Klettertaue

Klettertaue werden zum Klettern, Hangeln, Schwingen und Schaukeln genutzt. Sie bestehen üblicherweise aus Hanf.

Werden die Taue nicht benutzt, dürfen sie sich nicht im Bewegungsbereich befinden und dürfen nicht verknotet sein. Hallenwände müssen bis 2,0 m Höhe ebenflächig sein. Um dies zu erreichen, bieten sich Wandkästen, -halterungen und hochziehbare Systeme an.

Vor der Nutzung werden die Taue aus ihrer Halterung in einer Laufschiene herausgezogen und in der Endposition fixiert. Es muss ausgeschlossen werden, dass die Klettertaue unbeabsichtigt aus der Laufschiene ausgehängt werden können.

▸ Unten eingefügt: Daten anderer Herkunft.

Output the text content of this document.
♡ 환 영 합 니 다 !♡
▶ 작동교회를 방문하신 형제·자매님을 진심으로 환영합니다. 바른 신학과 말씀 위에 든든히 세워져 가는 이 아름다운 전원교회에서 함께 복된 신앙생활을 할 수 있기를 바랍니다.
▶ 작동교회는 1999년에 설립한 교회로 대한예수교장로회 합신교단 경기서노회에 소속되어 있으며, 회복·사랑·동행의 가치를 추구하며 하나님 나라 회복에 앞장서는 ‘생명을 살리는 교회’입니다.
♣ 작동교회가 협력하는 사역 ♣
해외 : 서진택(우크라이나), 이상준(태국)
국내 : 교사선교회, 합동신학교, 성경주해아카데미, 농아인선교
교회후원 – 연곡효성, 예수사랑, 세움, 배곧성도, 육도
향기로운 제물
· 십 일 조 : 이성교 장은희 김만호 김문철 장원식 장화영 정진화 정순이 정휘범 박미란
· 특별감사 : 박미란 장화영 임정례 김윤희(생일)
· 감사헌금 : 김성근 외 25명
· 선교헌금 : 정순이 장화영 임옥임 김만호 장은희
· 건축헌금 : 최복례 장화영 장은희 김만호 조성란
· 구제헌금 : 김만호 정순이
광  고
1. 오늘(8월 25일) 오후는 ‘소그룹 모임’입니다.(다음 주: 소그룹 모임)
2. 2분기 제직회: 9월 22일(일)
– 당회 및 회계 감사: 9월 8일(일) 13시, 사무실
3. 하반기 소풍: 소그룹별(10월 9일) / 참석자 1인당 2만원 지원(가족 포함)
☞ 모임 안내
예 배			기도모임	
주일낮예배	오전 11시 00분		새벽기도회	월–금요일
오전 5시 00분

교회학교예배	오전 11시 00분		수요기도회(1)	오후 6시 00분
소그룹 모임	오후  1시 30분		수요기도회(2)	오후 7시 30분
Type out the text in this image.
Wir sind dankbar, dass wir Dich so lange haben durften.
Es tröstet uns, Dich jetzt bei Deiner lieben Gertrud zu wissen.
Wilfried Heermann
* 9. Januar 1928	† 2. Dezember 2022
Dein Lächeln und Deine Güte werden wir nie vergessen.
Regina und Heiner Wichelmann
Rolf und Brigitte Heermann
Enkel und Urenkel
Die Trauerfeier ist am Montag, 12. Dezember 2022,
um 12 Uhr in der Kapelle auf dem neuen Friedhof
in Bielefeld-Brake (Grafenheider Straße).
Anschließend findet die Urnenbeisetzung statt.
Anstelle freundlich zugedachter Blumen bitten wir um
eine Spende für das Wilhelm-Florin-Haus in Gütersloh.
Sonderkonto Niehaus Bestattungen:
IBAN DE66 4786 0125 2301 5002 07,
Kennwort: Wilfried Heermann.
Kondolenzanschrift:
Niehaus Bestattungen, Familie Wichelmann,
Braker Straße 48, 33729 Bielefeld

Üblicherweise werden Anlagen mit zwischen drei und acht Tauen in einer Reihe genutzt. Der Abstand der Taue untereinander muss im Betrieb mindestens 1,0 m, zur Wand mindestens 1,5 m und in Schwingrichtung vertikal zur Laufschiene mindestens 4,5 m in beide Richtungen betragen. Die Taue müssen zum Boden einen Abstand von ungefähr 40 cm aufweisen.

Um den Nutzern die maximale Kletterhöhe aufzuzeigen, muss sich in einer Höhe von 5,5 m eine gut sichtbare rote Markierung befinden.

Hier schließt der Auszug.